Creativity remains a poorly defined construct within the sciences that study it. Creativity is not easily distinguished from intelligence, wisdom, ingenuity, insight, or intuition, all terms used to describe creative behaviours. Guilford's (1966) distinction between convergent and divergent thinking has perhaps had the most influential effect on how our understanding of creativity has developed. Convergent thinking leads one to arrive at a correct, conventional answer whereas divergent thinking involves generating many novel answers and solutions. Since Guilford, many other components have been included in our understanding of creativity. Here are some creative thinking abilities assembled by Bowd, McDougall, and Yewchuk (1994, pp 150-151):
- Fluency: The ability to produce many responses to an open-ended question or problem, such as "how many uses can you think of for a paper clip?"

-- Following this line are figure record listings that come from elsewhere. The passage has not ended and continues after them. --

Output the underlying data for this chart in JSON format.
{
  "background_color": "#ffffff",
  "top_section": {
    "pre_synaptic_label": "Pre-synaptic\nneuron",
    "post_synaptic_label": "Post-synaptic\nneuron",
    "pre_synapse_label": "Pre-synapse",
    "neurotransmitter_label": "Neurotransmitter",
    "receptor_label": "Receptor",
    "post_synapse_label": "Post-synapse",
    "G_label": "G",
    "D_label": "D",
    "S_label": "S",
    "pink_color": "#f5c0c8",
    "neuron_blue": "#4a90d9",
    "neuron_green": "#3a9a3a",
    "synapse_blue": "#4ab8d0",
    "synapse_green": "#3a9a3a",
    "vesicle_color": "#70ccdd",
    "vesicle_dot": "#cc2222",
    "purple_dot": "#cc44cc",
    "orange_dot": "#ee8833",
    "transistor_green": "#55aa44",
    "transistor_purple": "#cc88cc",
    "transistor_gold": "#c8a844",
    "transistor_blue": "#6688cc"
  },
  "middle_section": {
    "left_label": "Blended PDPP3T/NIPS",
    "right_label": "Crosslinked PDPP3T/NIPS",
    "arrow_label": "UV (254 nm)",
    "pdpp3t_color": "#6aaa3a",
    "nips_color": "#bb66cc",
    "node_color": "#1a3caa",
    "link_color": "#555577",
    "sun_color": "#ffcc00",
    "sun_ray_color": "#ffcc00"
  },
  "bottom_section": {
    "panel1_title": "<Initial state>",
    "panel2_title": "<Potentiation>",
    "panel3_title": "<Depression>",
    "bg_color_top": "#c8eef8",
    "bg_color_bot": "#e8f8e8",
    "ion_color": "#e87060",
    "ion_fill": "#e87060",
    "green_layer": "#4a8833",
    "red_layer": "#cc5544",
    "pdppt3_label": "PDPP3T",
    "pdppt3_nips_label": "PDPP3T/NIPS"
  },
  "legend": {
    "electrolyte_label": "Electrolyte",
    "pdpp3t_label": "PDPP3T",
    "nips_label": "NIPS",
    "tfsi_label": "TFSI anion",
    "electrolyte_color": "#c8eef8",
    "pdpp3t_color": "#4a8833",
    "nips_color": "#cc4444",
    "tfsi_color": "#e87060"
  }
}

- Flexibility: The ability to generate ideas that are unconventional, or to view a situation from different perspectives.
- Originality: The ability to produce unique, unusual, or novel responses, relative to one's reference group.
- Elaboration: The ability to add rich and elaborate detail to an idea, and to develop and implement it.
- Visualization: The ability to imagine and mentally manipulate images and ideas, so as to see them from different internal and external perspectives.
- Transformation: The ability to change one thing or idea into another, to see new meanings, applications, and implications of something already in place.
- Intuition: The ability to see relationships or make connections based on partial information.
- Synthesis: The ability to combine parts into a coherent whole.